Blake’s contrasting imaginative visions upon the spiritual order of our life are
mirrored in “The Divine Image” (“Songs of Innocence”) and his antithetical correspondent,
“The Human Abstract”(“Songs of Experience”). In both of them attributes as pity, love, and
mercy are in the spotlight, but whereas in the former they are presented as divine virtues, in
the latter, they are regarded as “virtues of delight”(Blake 3), but in an ironical sense. They are
attached to both God and man, but in “The Human Abstract” the poet relies on irony so as to
entail the idea of humanity being limited by its own weakness and imperfection. Through
these two poems, the world of innocence is described as being opposed to that of experience,
since once with maturity, human nature loses quality and our way of perceiving the world
changes. As an example love is this time referred to as “selfish love”(Blake 6), being the
product of fear:” Pity would be no more,/ If we did not make somebody Poor:/And Mercy no
more could be,/ If all were as happy as we;”.(Blake 1-4).

Also, the empowering character of Romantic imagination is encountered in Blake’s


poems “Infant Joy” and “Infant Sorrow”, that count for his inclination towards the unity of
contraries. In both works, he imagines the birth of a child, although from two different
perspectives. While in the poem from “Songs of Experience”, the baby is imagined as
experiencing a feeling of captivity, therefore struggling to escape, and his parents attitude
betrays their sorrow for having to accept this cruel reality for their child, in “Infant Joy” what
prevails is the feeling of happiness; moreover, the mother chooses “Joy” as name for her
child:”Sweet joy I call thee;”(Blake 9). In conclusion, the coming in this world of a baby can
be regarded either from an optimistic, innocent or a pessimistic, mature point of view,
depending on our account of reality. The poet is again revealing, through symbolic
representations, the puzzling nature of our existence.

In closing, the mission of the Romantic poet is governed by the imaginative capacity
he is endowed with, in comparison to the ordinary man, being capable of seeing beyond the
visible world.

Works cited:

Blake, William. The Divine Image. Poetry Foundation. Poetry Foundation.


www.poetryfoundation.org/poems/43656/the-divine-image. Accessed 3 June 2019.

Blake, William. Infant Joy. Poetry Foundation. Poetry Foundation


www.poetryfoundation.org/poems/43665/infant-joy Accessed 3 June 2019.

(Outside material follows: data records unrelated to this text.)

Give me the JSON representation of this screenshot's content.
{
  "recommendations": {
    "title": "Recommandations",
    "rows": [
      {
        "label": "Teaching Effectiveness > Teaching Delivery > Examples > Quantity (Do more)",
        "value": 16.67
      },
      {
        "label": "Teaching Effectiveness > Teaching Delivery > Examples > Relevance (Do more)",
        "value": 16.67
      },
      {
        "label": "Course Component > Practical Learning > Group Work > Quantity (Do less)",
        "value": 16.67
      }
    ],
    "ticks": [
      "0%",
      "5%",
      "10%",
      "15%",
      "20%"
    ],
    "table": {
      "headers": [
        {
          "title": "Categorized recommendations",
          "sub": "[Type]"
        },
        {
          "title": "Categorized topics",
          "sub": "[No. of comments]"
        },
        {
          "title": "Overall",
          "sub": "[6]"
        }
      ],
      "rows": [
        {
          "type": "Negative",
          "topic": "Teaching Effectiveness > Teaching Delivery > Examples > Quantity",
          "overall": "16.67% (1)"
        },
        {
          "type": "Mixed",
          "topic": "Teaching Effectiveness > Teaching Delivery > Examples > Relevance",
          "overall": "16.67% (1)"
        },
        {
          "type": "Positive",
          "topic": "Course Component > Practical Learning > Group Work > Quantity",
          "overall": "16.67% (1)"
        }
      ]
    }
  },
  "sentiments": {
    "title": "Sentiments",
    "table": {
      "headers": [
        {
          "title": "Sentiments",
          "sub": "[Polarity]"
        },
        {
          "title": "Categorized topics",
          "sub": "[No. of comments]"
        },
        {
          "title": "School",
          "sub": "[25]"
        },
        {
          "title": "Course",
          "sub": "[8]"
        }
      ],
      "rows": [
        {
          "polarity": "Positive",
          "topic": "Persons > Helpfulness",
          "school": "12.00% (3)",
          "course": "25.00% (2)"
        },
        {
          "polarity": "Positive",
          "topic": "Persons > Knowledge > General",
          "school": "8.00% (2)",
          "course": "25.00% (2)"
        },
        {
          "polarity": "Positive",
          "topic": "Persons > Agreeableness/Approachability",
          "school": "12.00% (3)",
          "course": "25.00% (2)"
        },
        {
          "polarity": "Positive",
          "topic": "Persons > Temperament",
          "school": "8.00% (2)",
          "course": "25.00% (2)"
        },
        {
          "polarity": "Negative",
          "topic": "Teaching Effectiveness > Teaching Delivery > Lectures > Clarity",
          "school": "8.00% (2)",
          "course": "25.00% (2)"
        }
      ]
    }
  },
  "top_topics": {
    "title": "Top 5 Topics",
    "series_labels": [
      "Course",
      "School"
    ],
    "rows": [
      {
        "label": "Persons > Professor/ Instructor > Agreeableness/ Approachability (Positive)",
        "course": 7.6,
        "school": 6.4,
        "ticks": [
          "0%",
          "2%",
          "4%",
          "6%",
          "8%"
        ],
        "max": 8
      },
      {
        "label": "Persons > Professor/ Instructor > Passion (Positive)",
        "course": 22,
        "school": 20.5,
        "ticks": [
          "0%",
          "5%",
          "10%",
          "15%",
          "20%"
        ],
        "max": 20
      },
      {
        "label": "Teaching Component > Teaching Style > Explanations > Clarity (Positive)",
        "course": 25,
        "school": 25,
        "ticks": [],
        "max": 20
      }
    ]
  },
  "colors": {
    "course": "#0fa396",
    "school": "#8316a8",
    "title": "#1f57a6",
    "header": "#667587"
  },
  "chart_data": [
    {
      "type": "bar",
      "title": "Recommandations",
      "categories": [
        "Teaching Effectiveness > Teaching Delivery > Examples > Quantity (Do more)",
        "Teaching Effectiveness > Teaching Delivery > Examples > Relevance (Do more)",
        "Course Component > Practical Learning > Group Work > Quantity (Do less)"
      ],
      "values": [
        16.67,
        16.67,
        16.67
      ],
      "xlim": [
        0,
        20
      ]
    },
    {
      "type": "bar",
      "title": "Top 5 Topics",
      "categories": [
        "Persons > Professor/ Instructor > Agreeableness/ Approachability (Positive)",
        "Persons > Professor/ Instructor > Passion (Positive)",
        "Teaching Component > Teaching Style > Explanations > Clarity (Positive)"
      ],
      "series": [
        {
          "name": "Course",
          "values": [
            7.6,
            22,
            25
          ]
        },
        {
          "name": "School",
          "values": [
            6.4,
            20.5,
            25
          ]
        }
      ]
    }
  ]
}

Blake, William. The Human Abstract. Songs of Experience. The Poetical Works.
Bartleby. www.bartleby.com/235/87.html. Accessed 3 June 2019.
Blake, William. from The Marriage of Heaven and Hell: The Argument. Poetry
Foundation. Poetry Foundation. www.poetryfoundation.org/poems/91425/the-marriage-of-
heaven-and-hell-the-argument. Accessed 3 June 2019.

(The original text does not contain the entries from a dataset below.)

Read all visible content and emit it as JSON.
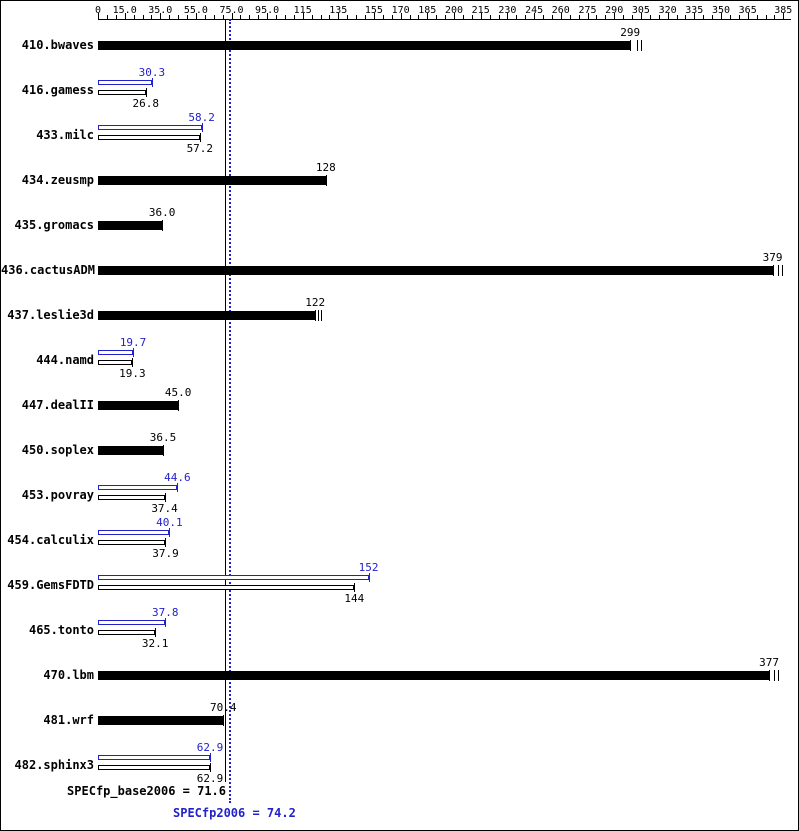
{
  "chart_data": {
    "type": "bar",
    "orientation": "horizontal",
    "title": "",
    "xlabel": "",
    "ylabel": "",
    "legend": "none",
    "unit_axis": {
      "position": "top",
      "min": 0,
      "max": 385,
      "minor_tick_step": 5,
      "ticks": [
        {
          "value": 0,
          "label": "0"
        },
        {
          "value": 15,
          "label": "15.0"
        },
        {
          "value": 35,
          "label": "35.0"
        },
        {
          "value": 55,
          "label": "55.0"
        },
        {
          "value": 75,
          "label": "75.0"
        },
        {
          "value": 95,
          "label": "95.0"
        },
        {
          "value": 115,
          "label": "115"
        },
        {
          "value": 135,
          "label": "135"
        },
        {
          "value": 155,
          "label": "155"
        },
        {
          "value": 170,
          "label": "170"
        },
        {
          "value": 185,
          "label": "185"
        },
        {
          "value": 200,
          "label": "200"
        },
        {
          "value": 215,
          "label": "215"
        },
        {
          "value": 230,
          "label": "230"
        },
        {
          "value": 245,
          "label": "245"
        },
        {
          "value": 260,
          "label": "260"
        },
        {
          "value": 275,
          "label": "275"
        },
        {
          "value": 290,
          "label": "290"
        },
        {
          "value": 305,
          "label": "305"
        },
        {
          "value": 320,
          "label": "320"
        },
        {
          "value": 335,
          "label": "335"
        },
        {
          "value": 350,
          "label": "350"
        },
        {
          "value": 365,
          "label": "365"
        },
        {
          "value": 385,
          "label": "385"
        }
      ]
    },
    "series_colors": {
      "base": "#000000",
      "peak": "#2222cc"
    },
    "benchmarks": [
      {
        "name": "410.bwaves",
        "base": 299,
        "base_label": "299",
        "peak": null,
        "peak_label": null,
        "run_marks": [
          303,
          305
        ]
      },
      {
        "name": "416.gamess",
        "base": 26.8,
        "base_label": "26.8",
        "peak": 30.3,
        "peak_label": "30.3"
      },
      {
        "name": "433.milc",
        "base": 57.2,
        "base_label": "57.2",
        "peak": 58.2,
        "peak_label": "58.2"
      },
      {
        "name": "434.zeusmp",
        "base": 128,
        "base_label": "128",
        "peak": null,
        "peak_label": null
      },
      {
        "name": "435.gromacs",
        "base": 36.0,
        "base_label": "36.0",
        "peak": null,
        "peak_label": null
      },
      {
        "name": "436.cactusADM",
        "base": 379,
        "base_label": "379",
        "peak": null,
        "peak_label": null,
        "run_marks": [
          382,
          384
        ]
      },
      {
        "name": "437.leslie3d",
        "base": 122,
        "base_label": "122",
        "peak": null,
        "peak_label": null,
        "run_marks": [
          123.5,
          125
        ]
      },
      {
        "name": "444.namd",
        "base": 19.3,
        "base_label": "19.3",
        "peak": 19.7,
        "peak_label": "19.7"
      },
      {
        "name": "447.dealII",
        "base": 45.0,
        "base_label": "45.0",
        "peak": null,
        "peak_label": null
      },
      {
        "name": "450.soplex",
        "base": 36.5,
        "base_label": "36.5",
        "peak": null,
        "peak_label": null
      },
      {
        "name": "453.povray",
        "base": 37.4,
        "base_label": "37.4",
        "peak": 44.6,
        "peak_label": "44.6"
      },
      {
        "name": "454.calculix",
        "base": 37.9,
        "base_label": "37.9",
        "peak": 40.1,
        "peak_label": "40.1"
      },
      {
        "name": "459.GemsFDTD",
        "base": 144,
        "base_label": "144",
        "peak": 152,
        "peak_label": "152"
      },
      {
        "name": "465.tonto",
        "base": 32.1,
        "base_label": "32.1",
        "peak": 37.8,
        "peak_label": "37.8"
      },
      {
        "name": "470.lbm",
        "base": 377,
        "base_label": "377",
        "peak": null,
        "peak_label": null,
        "run_marks": [
          380,
          382
        ]
      },
      {
        "name": "481.wrf",
        "base": 70.4,
        "base_label": "70.4",
        "peak": null,
        "peak_label": null
      },
      {
        "name": "482.sphinx3",
        "base": 62.9,
        "base_label": "62.9",
        "peak": 62.9,
        "peak_label": "62.9"
      }
    ],
    "reference_lines": [
      {
        "series": "base",
        "value": 71.6,
        "color": "#000000",
        "style": "solid"
      },
      {
        "series": "peak",
        "value": 74.2,
        "color": "#2222cc",
        "style": "dotted"
      }
    ],
    "summary": {
      "base_label": "SPECfp_base2006 = 71.6",
      "base_value": 71.6,
      "peak_label": "SPECfp2006 = 74.2",
      "peak_value": 74.2
    }
  }
}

Blake, William. The Tyger. Poetry Foundation. Poetry Foundation.


www.poetryfoundation.org/poems/43687/the-tyger. Accessed 3 June 2019.

Corneanu. Imagination and Vision. University of Bucharest, 13 May 2019.

Corneanu. Poetry and the Poet. University of Bucharest, 6 May 2019.

Cumberlege, Geoffrey. The Romantic Imagination. Oxford University Place, London,


1949, pp 1-50. archive.org/details/in.ernet.dli.2015.72367. Accessed 3 June 2019.

Paris-Popa, Andreea. New Criticism. University of Bucharest, 4 March 2019.